Forum Moderators: phranque
How many characters long can a subdomain be?
What characters are legal in a subdomain? A-Za-z0-9 and?
What characters or character combinations illegal in a subdomain?
(ex: domains accept dashes, but not consecutive dashes and not dashes at the beginning or end of the domain)
See 'Hostnames' in RFC2396, RFC1034, RFC1123 as a start.
Jim
safe = "$" ¦ "-" ¦ "_" ¦ "." ¦ "+"
extra = "!" ¦ "*" ¦ "'" ¦ "(" ¦ ")" ¦ ","
national = "{" ¦ "}" ¦ "¦" ¦ "\" ¦ "^" ¦ "~" ¦ "[" ¦ "]" ¦ "`"
punctuation = "<" ¦ ">" ¦ "#" ¦ "%" ¦ <">
reserved = ";" ¦ "/" ¦ "?" ¦ ":" ¦ "@" ¦ "&" ¦ "="
hex = digit ¦ "A" ¦ "B" ¦ "C" ¦ "D" ¦ "E" ¦ "F" ¦
"a" ¦ "b" ¦ "c" ¦ "d" ¦ "e" ¦ "f"
escape = "%" hex hex
unreserved = alpha ¦ digit ¦ safe ¦ extra
uchar = unreserved ¦ escape
xchar = unreserved ¦ reserved ¦ escape
digits = 1*digit
It would be nice to see some Apache documentation that defined apache's actual ruleset for validating a subdomain though, as (I would think) their software would have the final say.
2.3. Unreserved Characters
Characters that are allowed in a URI but do not have a reserved
purpose are called unreserved. These include uppercase and lowercase
letters, decimal digits, hyphen, period, underscore, and tilde.

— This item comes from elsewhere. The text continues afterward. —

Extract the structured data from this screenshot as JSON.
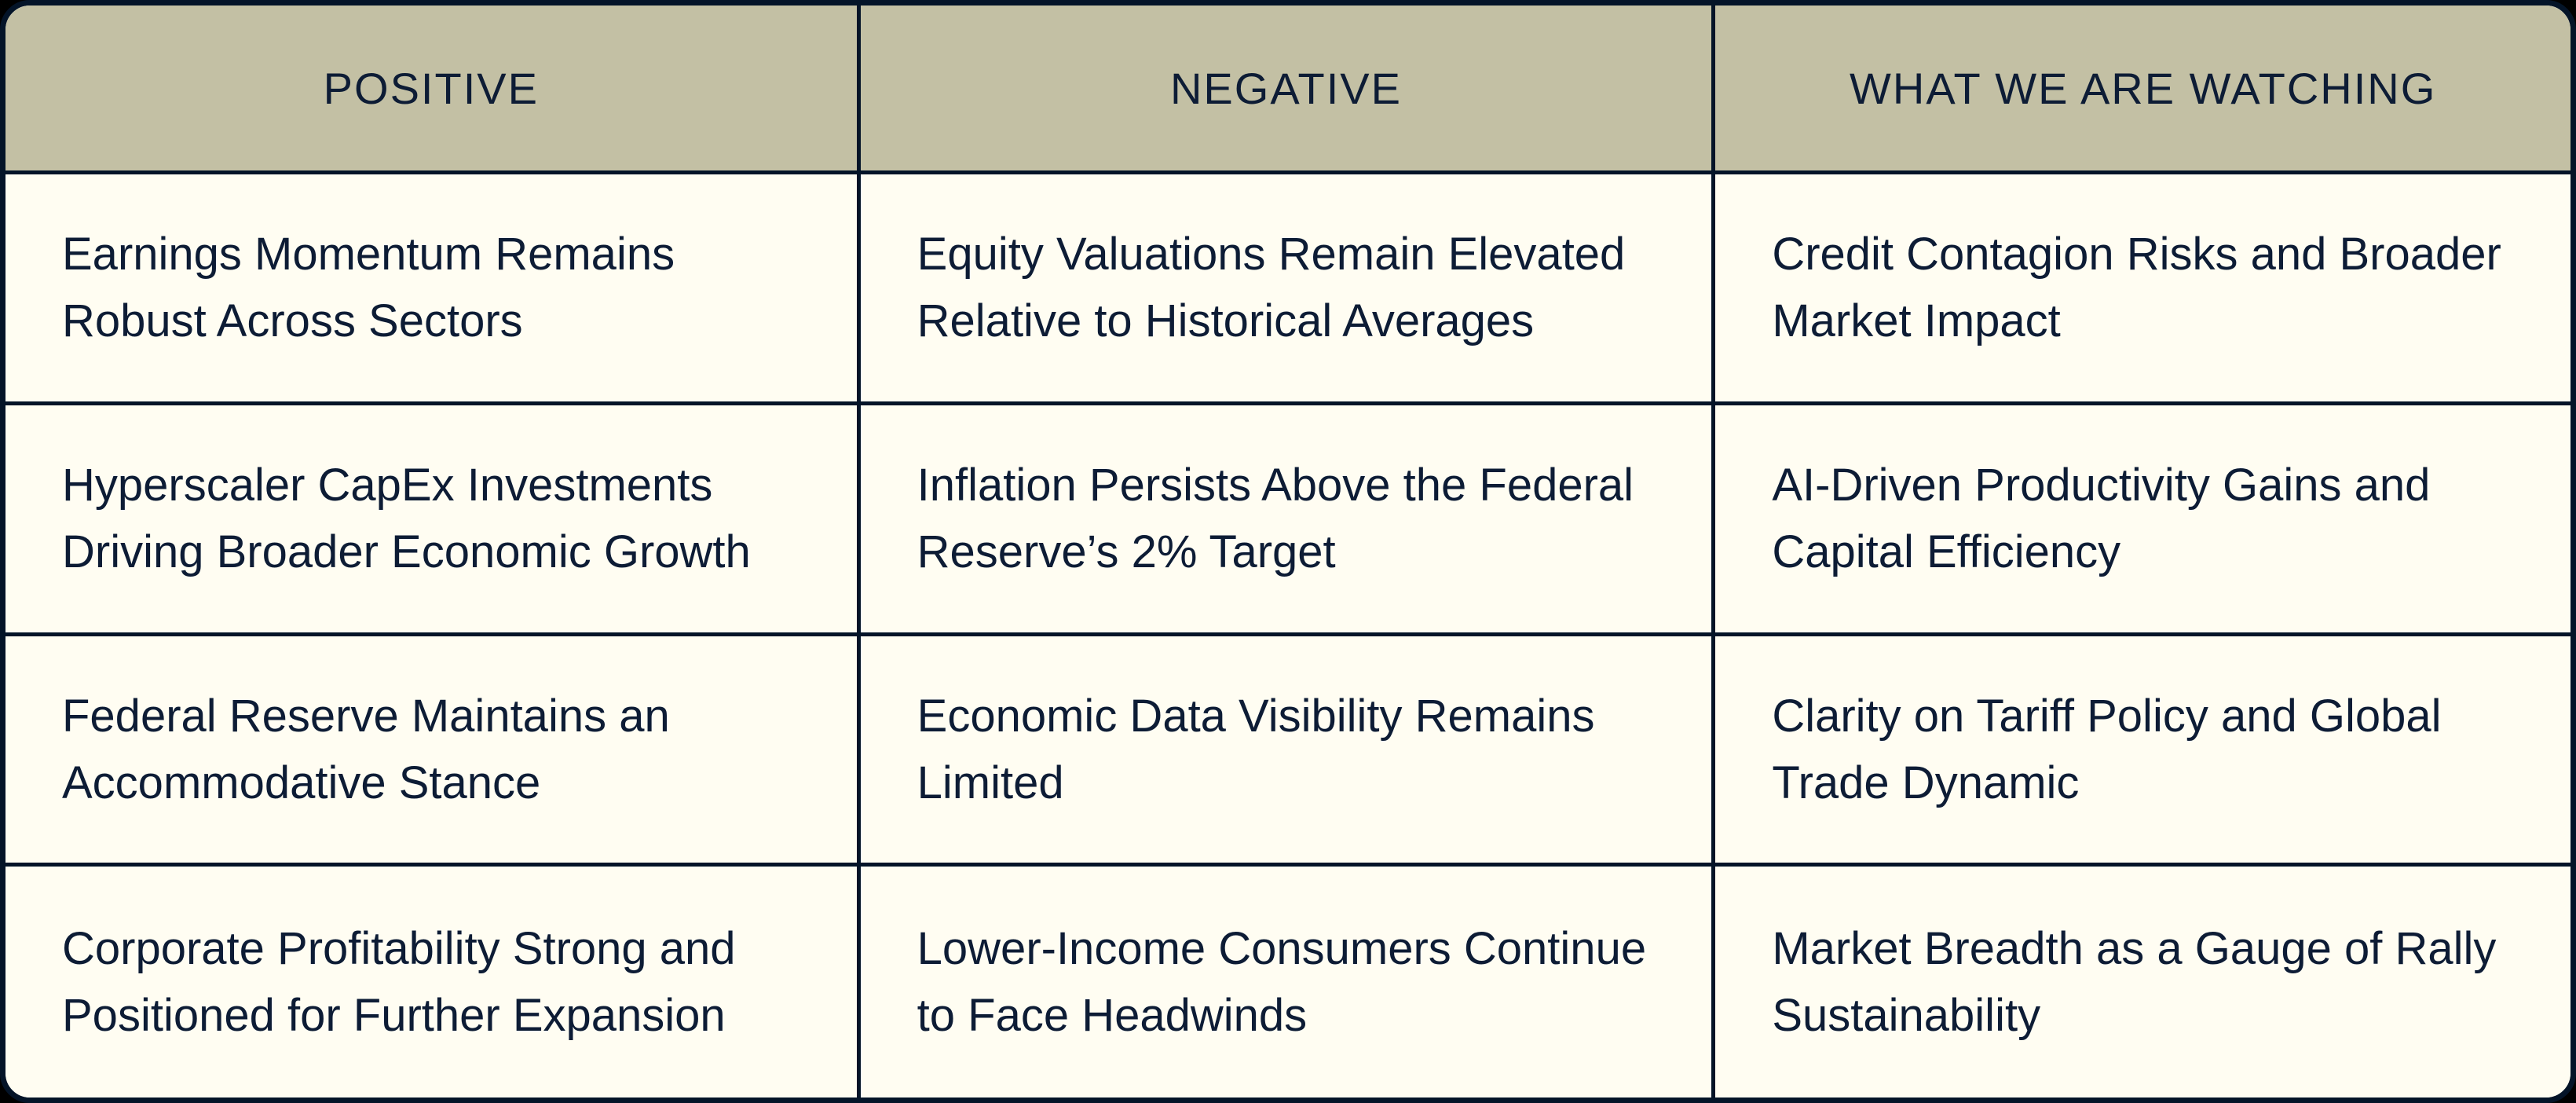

unreserved = ALPHA / DIGIT / "-" / "." / "_" / "~"
Page 17 of RFC1738 is also useful, if you can stand a bunch of recursive definition'ing.
Apache does not define any of this stuff, because Apache was written to *follow* the RFCs, not define them. This is the opposite approach as that taken by our favorite OS maker in Redmond WA. :)
Apache pretty much accepts any request that hits its port(s) -- So the validity of a hostname is determined by the DNS system, and not by servers.
Jim
I didn't find any documentation from cPanel stating their ruleset, but since that software is so widespread I ended up doing some testing to see how they handled subdomains.
The cPanel system takes any subdomain that starts with a valid character. If you start the subdomain with a valid character and throw in an invalid character somewhere along the way (hello+world), it accepts the subdomain up to the invalid character (hello), although it maps the subdomain to the entire string (home/user/public_html/hello+world).
I haven't thought of a good solution to tackle the international character sets. Unfortunately, I don't think regex has any international character sets defined.